Cowichan Lake weir project – how has it changed summer water availability since 2019?
The Cowichan Lake weir reconstruction project was completed in 2019 specifically to address summer drought. The new weir holds more water in Cowichan Lake through the wet winter and releases it gradually through the dry summer – effectively extending the lake's seasonal storage to better support late-summer river flows for both drinking water and downstream salmon habitat. This has improved but NOT eliminated the chronic summer low-flow problem. In severe drought years (like the 2025-26 snowpack-deficit season) the weir's stored capacity may still be insufficient by late summer, leading to escalation beyond Stage 1.

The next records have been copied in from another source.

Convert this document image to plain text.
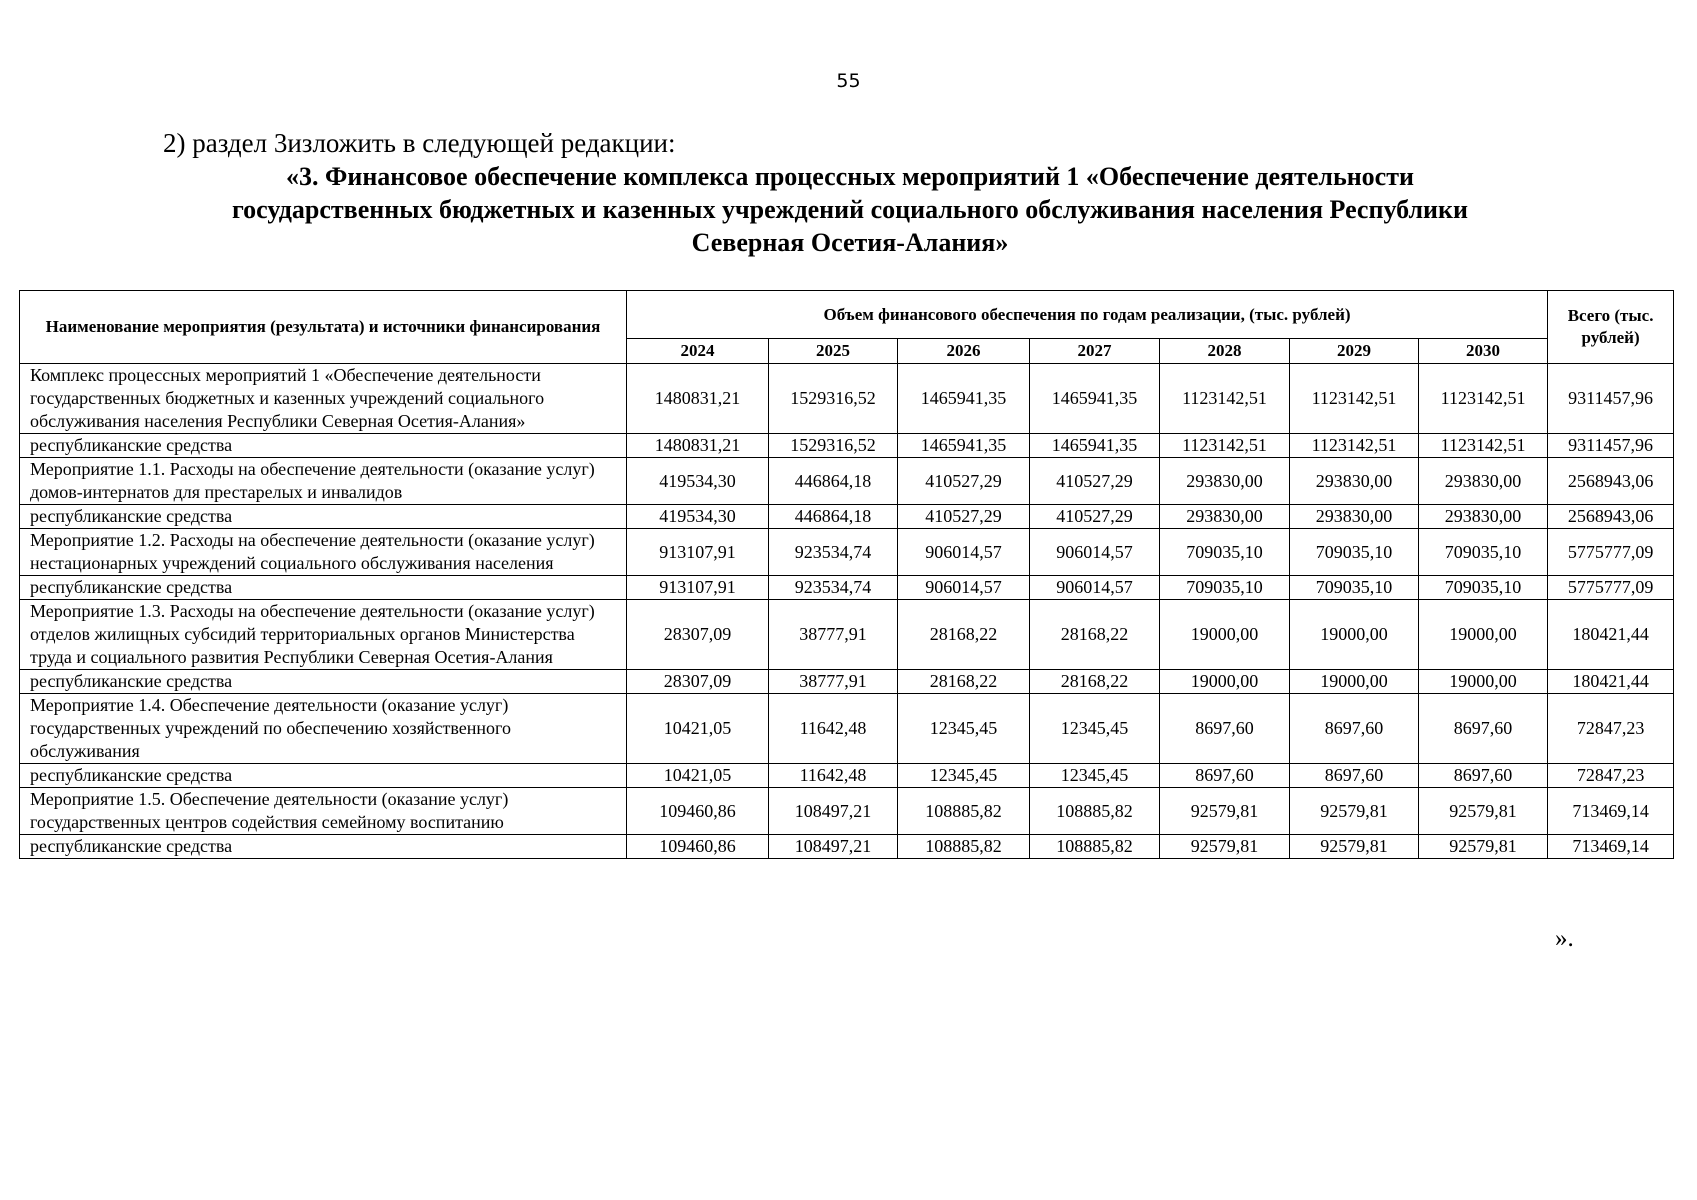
55
2) раздел 3изложить в следующей редакции:
«3. Финансовое обеспечение комплекса процессных мероприятий 1 «Обеспечение деятельности
государственных бюджетных и казенных учреждений социального обслуживания населения Республики
Северная Осетия-Алания»
Наименование мероприятия (результата) и источники финансирования	Объем финансового обеспечения по годам реализации, (тыс. рублей)							Всего (тыс. рублей)
	2024	2025	2026	2027	2028	2029	2030	
Комплекс процессных мероприятий 1 «Обеспечение деятельности государственных бюджетных и казенных учреждений социального обслуживания населения Республики Северная Осетия-Алания»	1480831,21	1529316,52	1465941,35	1465941,35	1123142,51	1123142,51	1123142,51	9311457,96
республиканские средства	1480831,21	1529316,52	1465941,35	1465941,35	1123142,51	1123142,51	1123142,51	9311457,96
Мероприятие 1.1. Расходы на обеспечение деятельности (оказание услуг) домов-интернатов для престарелых и инвалидов	419534,30	446864,18	410527,29	410527,29	293830,00	293830,00	293830,00	2568943,06
республиканские средства	419534,30	446864,18	410527,29	410527,29	293830,00	293830,00	293830,00	2568943,06
Мероприятие 1.2. Расходы на обеспечение деятельности (оказание услуг) нестационарных учреждений социального обслуживания населения	913107,91	923534,74	906014,57	906014,57	709035,10	709035,10	709035,10	5775777,09
республиканские средства	913107,91	923534,74	906014,57	906014,57	709035,10	709035,10	709035,10	5775777,09
Мероприятие 1.3. Расходы на обеспечение деятельности (оказание услуг) отделов жилищных субсидий территориальных органов Министерства труда и социального развития Республики Северная Осетия-Алания	28307,09	38777,91	28168,22	28168,22	19000,00	19000,00	19000,00	180421,44
республиканские средства	28307,09	38777,91	28168,22	28168,22	19000,00	19000,00	19000,00	180421,44
Мероприятие 1.4. Обеспечение деятельности (оказание услуг) государственных учреждений по обеспечению хозяйственного обслуживания	10421,05	11642,48	12345,45	12345,45	8697,60	8697,60	8697,60	72847,23
республиканские средства	10421,05	11642,48	12345,45	12345,45	8697,60	8697,60	8697,60	72847,23
Мероприятие 1.5. Обеспечение деятельности (оказание услуг) государственных центров содействия семейному воспитанию	109460,86	108497,21	108885,82	108885,82	92579,81	92579,81	92579,81	713469,14
республиканские средства	109460,86	108497,21	108885,82	108885,82	92579,81	92579,81	92579,81	713469,14
».
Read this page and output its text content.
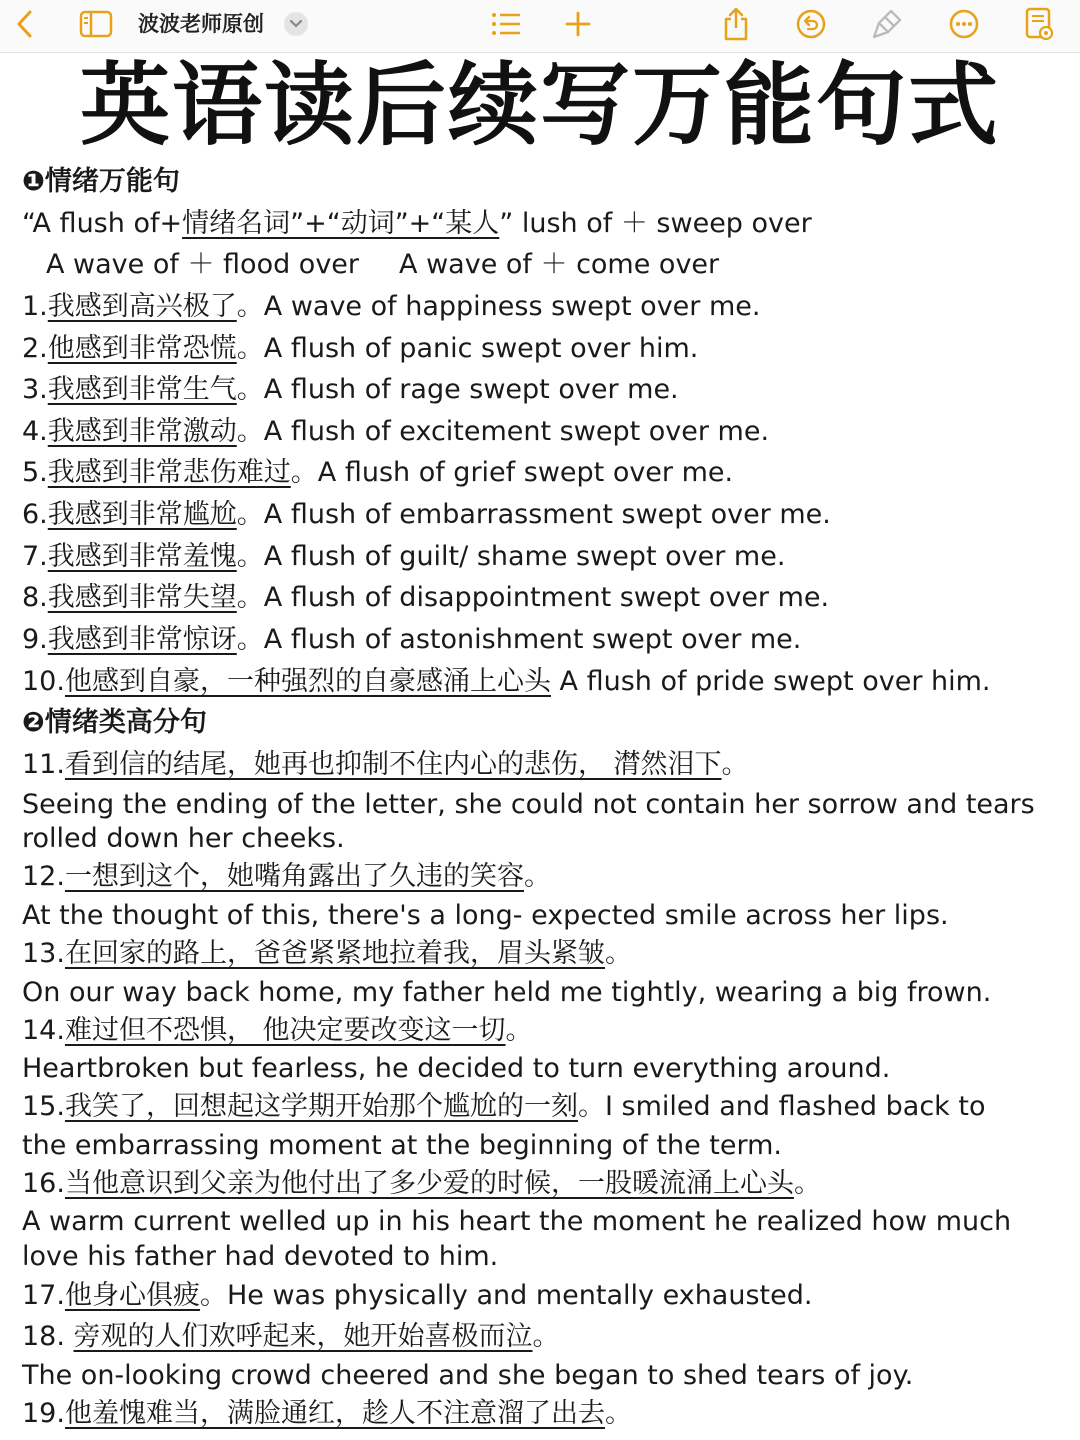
波波老师原创
英语读后续写万能句式
❶情绪万能句
“A flush of+情绪名词”+“动词”+“某人” lush of ＋ sweep over
A wave of ＋ flood over A wave of ＋ come over
1.我感到高兴极了。A wave of happiness swept over me.
2.他感到非常恐慌。A flush of panic swept over him.
3.我感到非常生气。A flush of rage swept over me.
4.我感到非常激动。A flush of excitement swept over me.
5.我感到非常悲伤难过。A flush of grief swept over me.
6.我感到非常尴尬。A flush of embarrassment swept over me.
7.我感到非常羞愧。A flush of guilt/ shame swept over me.
8.我感到非常失望。A flush of disappointment swept over me.
9.我感到非常惊讶。A flush of astonishment swept over me.
10.他感到自豪，一种强烈的自豪感涌上心头 A flush of pride swept over him.
❷情绪类高分句
11.看到信的结尾，她再也抑制不住内心的悲伤， 潸然泪下。
Seeing the ending of the letter, she could not contain her sorrow and tears
rolled down her cheeks.
12.一想到这个，她嘴角露出了久违的笑容。
At the thought of this, there's a long- expected smile across her lips.
13.在回家的路上，爸爸紧紧地拉着我，眉头紧皱。
On our way back home, my father held me tightly, wearing a big frown.
14.难过但不恐惧， 他决定要改变这一切。
Heartbroken but fearless, he decided to turn everything around.
15.我笑了，回想起这学期开始那个尴尬的一刻。I smiled and flashed back to
the embarrassing moment at the beginning of the term.
16.当他意识到父亲为他付出了多少爱的时候，一股暖流涌上心头。
A warm current welled up in his heart the moment he realized how much
love his father had devoted to him.
17.他身心俱疲。He was physically and mentally exhausted.
18. 旁观的人们欢呼起来，她开始喜极而泣。
The on-looking crowd cheered and she began to shed tears of joy.
19.他羞愧难当，满脸通红，趁人不注意溜了出去。
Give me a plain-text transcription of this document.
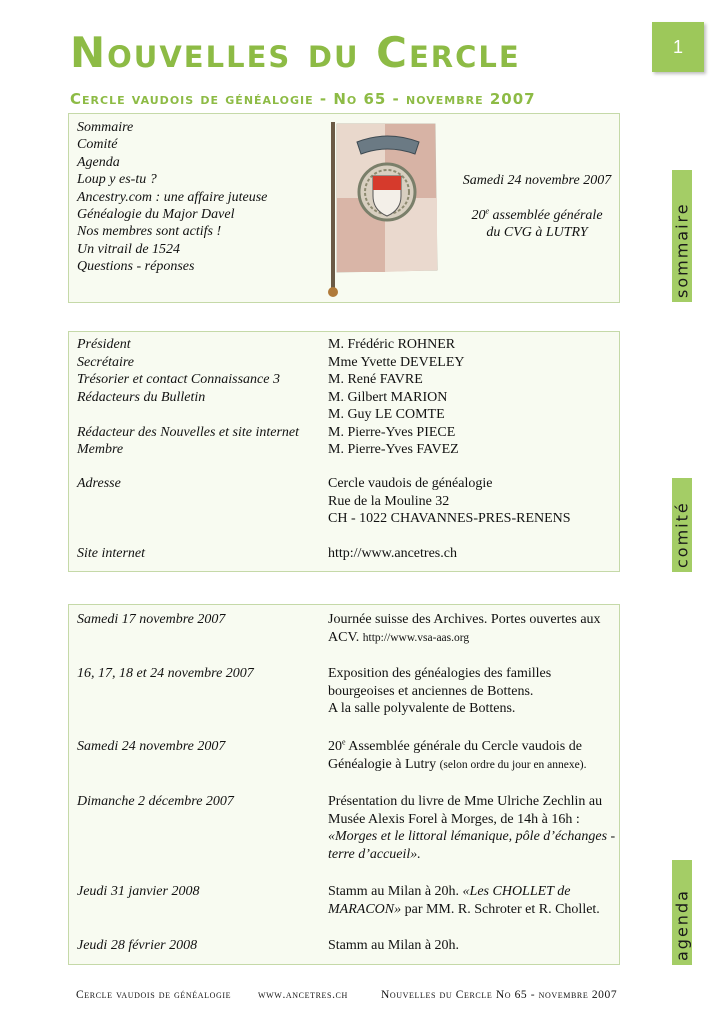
Nouvelles du Cercle
Cercle vaudois de généalogie - No 65 - novembre 2007
1
Sommaire
Comité
Agenda
Loup y es-tu ?
Ancestry.com : une affaire juteuse
Généalogie du Major Davel
Nos membres sont actifs !
Un vitrail de 1524
Questions - réponses
Samedi 24 novembre 2007
20e assemblée générale
du CVG à LUTRY
Président	M. Frédéric ROHNER
Secrétaire	Mme Yvette DEVELEY
Trésorier et contact Connaissance 3	M. René FAVRE
Rédacteurs du Bulletin	M. Gilbert MARION
M. Guy LE COMTE
Rédacteur des Nouvelles et site internet M. Pierre-Yves PIECE
Membre	M. Pierre-Yves FAVEZ
Adresse	Cercle vaudois de généalogie
Rue de la Mouline 32
CH - 1022 CHAVANNES-PRES-RENENS
Site internet	http://www.ancetres.ch
Samedi 17 novembre 2007	Journée suisse des Archives. Portes ouvertes aux ACV. http://www.vsa-aas.org
16, 17, 18 et 24 novembre 2007	Exposition des généalogies des familles bourgeoises et anciennes de Bottens.
A la salle polyvalente de Bottens.
Samedi 24 novembre 2007	20e Assemblée générale du Cercle vaudois de Généalogie à Lutry (selon ordre du jour en annexe).
Dimanche 2 décembre 2007	Présentation du livre de Mme Ulriche Zechlin au Musée Alexis Forel à Morges, de 14h à 16h : «Morges et le littoral lémanique, pôle d’échanges - terre d’accueil».
Jeudi 31 janvier 2008	Stamm au Milan à 20h. «Les CHOLLET de MARACON» par MM. R. Schroter et R. Chollet.
Jeudi 28 février 2008	Stamm au Milan à 20h.
sommaire
comité
agenda
Cercle vaudois de généalogie www.ancetres.ch	Nouvelles du Cercle No 65 - novembre 2007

Cowichan Tribes lands within Duncan area – what jurisdiction applies?
Cowichan Tribes is British Columbia's largest First Nation by population and has significant traditional territory across the Cowichan Valley. Cowichan Tribes is one of the CVRD's named partners in the May 1 automatic Stage 1 declaration, alongside the City of Duncan, North Cowichan, Lake Cowichan, Ladysmith, and Diamond Improvement District. Tribal water sovereignty for specific parcels is coordinated with the CVRD framework at a government-to-government level. Day-to-day residential watering for tribal homes connected to municipal supply follows the same Stage 1 schedule.
Greater Cowichan vs City of Duncan – am I on Duncan rules if I'm in North Cowichan?
Greater Cowichan covers multiple municipalities. The City of Duncan is small (~5,000) and surrounded by the Municipality of North Cowichan (~30,000), with Lake Cowichan (~3,000), Ladysmith, Cowichan Tribes lands, and Diamond Improvement District also in the region. All these jurisdictions share the same CVRD Water Conservation Bylaw and the same May 1 automatic Stage 1 framework. Day-to-day rules are identical; only enforcement contact and customer service differ by jurisdiction. Check your water bill to confirm which entity serves your specific address.